Da Redação Olhar Informação
O presidente norte-americano reacende polêmicas expansionistas ao mirar o país sul-americano, o Canadá e a Groenlândia, citando segurança nacional e o projeto 'Domo de Ouro'.
CUIABÁ – O cenário geopolítico das Américas ganhou novos contornos de instabilidade após recentes declarações do presidente dos Estados Unidos, Donald Trump. Através de sua rede social, Truth Social, o republicano sugeriu que a Venezuela poderia se tornar o 51º estado norte-americano. As publicações ocorreram durante o Campeonato Mundial de Beisebol (WBC), onde a seleção venezuelana sagrou-se campeã ao derrotar justamente a equipe dos EUA.
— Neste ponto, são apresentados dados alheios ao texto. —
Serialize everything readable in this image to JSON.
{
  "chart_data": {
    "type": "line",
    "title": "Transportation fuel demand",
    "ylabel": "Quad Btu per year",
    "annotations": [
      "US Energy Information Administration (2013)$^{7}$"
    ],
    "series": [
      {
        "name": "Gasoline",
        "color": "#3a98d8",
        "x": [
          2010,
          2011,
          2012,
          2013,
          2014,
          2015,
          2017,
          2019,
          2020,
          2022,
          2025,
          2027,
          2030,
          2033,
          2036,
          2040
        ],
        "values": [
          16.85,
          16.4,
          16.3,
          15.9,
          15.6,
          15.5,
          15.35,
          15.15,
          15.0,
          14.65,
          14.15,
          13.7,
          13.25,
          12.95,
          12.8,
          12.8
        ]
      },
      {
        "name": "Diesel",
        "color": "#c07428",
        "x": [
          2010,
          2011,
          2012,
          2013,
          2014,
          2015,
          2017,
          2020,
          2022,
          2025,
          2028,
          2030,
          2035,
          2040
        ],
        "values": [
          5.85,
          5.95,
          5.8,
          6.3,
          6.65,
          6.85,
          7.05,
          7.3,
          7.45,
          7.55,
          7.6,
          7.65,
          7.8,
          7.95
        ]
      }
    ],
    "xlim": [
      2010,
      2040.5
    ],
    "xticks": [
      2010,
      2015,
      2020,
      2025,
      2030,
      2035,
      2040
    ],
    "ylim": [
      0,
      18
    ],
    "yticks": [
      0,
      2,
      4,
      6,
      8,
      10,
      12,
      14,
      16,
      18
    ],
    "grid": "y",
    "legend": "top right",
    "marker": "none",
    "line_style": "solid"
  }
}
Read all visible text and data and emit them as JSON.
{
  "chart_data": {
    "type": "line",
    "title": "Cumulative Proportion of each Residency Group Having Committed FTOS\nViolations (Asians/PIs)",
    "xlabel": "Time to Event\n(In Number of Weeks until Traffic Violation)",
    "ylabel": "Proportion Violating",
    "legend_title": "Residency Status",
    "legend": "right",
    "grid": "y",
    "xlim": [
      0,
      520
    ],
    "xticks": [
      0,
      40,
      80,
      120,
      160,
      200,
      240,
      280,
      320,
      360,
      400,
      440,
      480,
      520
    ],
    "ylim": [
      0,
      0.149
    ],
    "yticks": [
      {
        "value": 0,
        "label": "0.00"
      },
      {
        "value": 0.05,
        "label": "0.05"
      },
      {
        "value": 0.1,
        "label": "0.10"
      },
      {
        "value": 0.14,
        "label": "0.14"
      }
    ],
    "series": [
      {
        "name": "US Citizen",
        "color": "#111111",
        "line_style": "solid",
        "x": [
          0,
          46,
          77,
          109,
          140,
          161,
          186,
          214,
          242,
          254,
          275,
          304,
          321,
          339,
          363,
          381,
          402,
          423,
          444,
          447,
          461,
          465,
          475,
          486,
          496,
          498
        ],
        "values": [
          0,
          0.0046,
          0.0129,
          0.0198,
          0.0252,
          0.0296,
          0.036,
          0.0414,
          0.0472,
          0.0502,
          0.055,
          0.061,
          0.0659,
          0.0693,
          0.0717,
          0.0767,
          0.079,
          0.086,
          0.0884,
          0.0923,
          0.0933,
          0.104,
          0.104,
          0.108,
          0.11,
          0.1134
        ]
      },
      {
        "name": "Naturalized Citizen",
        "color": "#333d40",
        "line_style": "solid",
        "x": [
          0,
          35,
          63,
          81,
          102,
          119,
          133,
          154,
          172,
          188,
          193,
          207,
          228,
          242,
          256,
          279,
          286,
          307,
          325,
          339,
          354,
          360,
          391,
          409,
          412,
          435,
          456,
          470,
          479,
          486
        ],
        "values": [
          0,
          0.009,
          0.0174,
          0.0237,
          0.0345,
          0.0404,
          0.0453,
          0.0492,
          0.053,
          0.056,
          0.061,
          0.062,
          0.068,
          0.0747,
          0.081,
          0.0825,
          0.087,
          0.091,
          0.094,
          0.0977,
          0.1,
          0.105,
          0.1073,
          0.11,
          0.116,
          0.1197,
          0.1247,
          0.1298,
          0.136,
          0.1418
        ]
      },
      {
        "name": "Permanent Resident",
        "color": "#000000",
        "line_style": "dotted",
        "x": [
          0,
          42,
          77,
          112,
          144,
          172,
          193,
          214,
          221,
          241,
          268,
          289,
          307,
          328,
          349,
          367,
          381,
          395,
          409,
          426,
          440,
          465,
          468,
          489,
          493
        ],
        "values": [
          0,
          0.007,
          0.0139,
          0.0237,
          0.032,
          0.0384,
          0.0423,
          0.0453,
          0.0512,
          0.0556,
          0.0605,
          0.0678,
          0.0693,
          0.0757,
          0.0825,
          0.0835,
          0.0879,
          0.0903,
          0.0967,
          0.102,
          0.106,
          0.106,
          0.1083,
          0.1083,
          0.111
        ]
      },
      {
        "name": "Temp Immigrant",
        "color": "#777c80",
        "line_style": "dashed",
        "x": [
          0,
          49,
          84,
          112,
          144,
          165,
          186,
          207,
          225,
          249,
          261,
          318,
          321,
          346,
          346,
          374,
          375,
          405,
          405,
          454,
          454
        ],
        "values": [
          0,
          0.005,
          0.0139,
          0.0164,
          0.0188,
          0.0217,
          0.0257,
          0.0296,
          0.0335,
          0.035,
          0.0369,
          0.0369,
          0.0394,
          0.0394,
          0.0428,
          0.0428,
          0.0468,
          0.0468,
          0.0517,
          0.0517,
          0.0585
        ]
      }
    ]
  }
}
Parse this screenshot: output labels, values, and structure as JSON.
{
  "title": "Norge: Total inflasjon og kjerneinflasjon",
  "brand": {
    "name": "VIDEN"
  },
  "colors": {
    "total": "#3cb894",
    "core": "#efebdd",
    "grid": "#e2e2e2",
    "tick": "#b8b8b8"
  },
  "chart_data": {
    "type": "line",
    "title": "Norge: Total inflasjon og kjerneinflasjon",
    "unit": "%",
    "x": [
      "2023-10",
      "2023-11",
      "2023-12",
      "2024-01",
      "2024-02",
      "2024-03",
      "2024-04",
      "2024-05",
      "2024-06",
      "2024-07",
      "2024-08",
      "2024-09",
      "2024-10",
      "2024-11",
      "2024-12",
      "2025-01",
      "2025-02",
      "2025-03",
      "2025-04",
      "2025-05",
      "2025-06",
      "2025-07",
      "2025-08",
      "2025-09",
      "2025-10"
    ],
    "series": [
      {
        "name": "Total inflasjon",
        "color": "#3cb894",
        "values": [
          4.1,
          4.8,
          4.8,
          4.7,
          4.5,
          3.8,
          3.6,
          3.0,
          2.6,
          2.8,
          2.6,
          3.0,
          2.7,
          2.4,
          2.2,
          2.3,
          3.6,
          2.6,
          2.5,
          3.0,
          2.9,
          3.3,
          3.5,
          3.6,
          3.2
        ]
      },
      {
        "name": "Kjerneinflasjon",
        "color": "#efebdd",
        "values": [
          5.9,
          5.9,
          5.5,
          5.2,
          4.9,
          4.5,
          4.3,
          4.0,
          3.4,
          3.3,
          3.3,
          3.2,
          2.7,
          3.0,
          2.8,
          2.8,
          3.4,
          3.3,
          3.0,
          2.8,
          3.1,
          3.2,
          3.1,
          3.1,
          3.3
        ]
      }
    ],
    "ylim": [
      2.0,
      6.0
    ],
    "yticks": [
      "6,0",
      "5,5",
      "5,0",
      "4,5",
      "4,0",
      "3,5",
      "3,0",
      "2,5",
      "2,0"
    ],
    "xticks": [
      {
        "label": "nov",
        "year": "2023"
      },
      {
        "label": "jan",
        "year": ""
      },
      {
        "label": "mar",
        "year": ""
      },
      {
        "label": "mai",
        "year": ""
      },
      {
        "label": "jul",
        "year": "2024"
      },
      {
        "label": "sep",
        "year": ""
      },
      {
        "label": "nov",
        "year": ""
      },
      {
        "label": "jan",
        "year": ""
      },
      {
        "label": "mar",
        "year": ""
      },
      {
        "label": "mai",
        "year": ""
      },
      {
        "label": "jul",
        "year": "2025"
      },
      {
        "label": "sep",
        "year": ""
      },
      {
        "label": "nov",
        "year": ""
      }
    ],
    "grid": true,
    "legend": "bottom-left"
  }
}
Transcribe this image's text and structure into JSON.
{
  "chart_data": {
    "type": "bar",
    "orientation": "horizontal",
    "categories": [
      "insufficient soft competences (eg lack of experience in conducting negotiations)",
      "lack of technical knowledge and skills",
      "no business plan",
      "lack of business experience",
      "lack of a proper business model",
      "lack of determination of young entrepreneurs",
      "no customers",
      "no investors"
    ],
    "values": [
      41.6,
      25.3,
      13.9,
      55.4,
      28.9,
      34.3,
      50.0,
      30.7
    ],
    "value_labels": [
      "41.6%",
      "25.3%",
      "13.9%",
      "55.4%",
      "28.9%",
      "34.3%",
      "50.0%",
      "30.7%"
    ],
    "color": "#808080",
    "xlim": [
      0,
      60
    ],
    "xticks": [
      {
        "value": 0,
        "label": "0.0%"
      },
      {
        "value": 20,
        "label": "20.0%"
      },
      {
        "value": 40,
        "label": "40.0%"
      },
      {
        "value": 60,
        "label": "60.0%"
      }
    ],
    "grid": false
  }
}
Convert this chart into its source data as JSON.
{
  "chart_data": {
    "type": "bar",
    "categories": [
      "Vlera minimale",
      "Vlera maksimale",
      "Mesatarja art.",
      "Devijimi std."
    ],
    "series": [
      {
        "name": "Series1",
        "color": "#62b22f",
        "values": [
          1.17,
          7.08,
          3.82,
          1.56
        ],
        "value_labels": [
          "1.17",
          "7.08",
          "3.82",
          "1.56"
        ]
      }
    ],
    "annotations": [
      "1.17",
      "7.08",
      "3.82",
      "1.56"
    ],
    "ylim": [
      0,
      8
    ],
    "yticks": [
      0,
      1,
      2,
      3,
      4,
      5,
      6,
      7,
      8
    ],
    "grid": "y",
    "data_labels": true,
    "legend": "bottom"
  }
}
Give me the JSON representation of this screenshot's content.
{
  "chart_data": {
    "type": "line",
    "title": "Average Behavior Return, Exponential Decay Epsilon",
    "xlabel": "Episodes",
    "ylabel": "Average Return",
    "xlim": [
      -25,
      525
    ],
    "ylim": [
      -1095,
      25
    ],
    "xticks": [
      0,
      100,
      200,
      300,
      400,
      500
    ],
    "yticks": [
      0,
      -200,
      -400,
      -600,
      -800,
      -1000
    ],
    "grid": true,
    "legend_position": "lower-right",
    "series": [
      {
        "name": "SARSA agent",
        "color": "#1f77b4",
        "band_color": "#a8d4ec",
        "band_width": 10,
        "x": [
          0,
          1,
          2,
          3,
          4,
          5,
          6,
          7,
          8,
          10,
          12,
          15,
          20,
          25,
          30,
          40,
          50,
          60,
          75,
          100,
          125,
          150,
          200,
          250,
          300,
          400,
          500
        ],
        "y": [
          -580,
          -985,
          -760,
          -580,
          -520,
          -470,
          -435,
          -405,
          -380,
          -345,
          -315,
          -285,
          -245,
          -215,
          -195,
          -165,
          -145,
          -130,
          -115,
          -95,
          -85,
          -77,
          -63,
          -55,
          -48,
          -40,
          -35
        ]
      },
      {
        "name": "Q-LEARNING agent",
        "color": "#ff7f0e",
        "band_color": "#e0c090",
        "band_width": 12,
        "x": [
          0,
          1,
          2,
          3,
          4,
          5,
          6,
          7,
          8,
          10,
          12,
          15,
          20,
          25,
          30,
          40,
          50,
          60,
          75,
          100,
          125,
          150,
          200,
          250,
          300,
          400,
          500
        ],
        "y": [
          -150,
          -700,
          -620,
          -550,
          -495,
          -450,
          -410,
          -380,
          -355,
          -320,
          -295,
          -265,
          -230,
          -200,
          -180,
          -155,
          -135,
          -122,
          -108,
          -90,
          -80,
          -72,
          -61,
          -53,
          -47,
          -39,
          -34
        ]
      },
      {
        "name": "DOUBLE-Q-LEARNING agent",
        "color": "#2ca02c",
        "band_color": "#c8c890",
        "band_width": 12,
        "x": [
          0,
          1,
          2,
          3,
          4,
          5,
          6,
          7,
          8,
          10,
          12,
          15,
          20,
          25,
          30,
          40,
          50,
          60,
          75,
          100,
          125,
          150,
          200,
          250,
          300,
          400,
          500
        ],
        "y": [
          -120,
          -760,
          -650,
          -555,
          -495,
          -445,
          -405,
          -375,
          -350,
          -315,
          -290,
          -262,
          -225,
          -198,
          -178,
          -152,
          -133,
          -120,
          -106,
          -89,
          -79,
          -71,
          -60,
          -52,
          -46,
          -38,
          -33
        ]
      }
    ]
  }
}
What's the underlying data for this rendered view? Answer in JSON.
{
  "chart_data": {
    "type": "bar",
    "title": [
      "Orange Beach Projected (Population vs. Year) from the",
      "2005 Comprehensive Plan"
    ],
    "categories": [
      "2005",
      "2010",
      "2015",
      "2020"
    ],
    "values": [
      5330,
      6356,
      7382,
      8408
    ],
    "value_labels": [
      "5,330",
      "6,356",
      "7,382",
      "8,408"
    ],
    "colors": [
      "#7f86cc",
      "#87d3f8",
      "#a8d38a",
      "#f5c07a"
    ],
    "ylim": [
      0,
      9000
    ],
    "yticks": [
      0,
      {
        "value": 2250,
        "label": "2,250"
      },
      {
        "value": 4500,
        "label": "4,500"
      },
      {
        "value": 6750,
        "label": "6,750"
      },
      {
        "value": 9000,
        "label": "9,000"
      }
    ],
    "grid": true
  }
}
As insinuações começaram logo após a semifinal, quando a Venezuela venceu a Itália. "Coisas boas estão acontecendo com a Venezuela ultimamente! Fico me perguntando do que se trata essa magia. Estado nº 51, alguém?", escreveu Trump. Após a confirmação do título venezuelano na final, o presidente foi ainda mais direto, publicando apenas a frase: "status de estado".
Contexto de Tensão e Intervenção
As declarações não ocorrem no vácuo. O governo venezuelano, atualmente sob a liderança da presidente-interina Delcy Rodríguez, vive sob intensa pressão de Washington. O país ainda lida com as consequências da invasão militar norte-americana ocorrida há dois meses, que culminou na captura de Nicolás Maduro. Para analistas, as falas de Trump no beisebol mascaram uma estratégia de consolidação de influência sobre o território latino-americano.
A Mira no Ártico e o 'Domo de Ouro'
A Venezuela, contudo, é apenas uma peça no tabuleiro expansionista de Trump. No início deste ano, o presidente retomou a controversa ideia de comprar a Groenlândia. Segundo ele, a ilha é "vital" para a segurança nacional e para a implementação do Domo de Ouro, um escudo de defesa que os EUA pretendem construir.
"A Otan deveria liderar o processo para que a conquistemos. Se não o fizermos, a Rússia ou a China o farão", afirmou o presidente em tom de ultimato.
Embora o primeiro-ministro da Groenlândia, Jens-Frederik Nielsen, tenha descartado qualquer cessão de soberania, a Dinamarca e outros membros da Otan já reforçaram a presença militar no Ártico para conter o avanço das pretensões norte-americanas. Simultaneamente, montagens publicadas por Trump também sugeriram a anexação do Canadá, elevando o tom diplomático com o vizinho do norte.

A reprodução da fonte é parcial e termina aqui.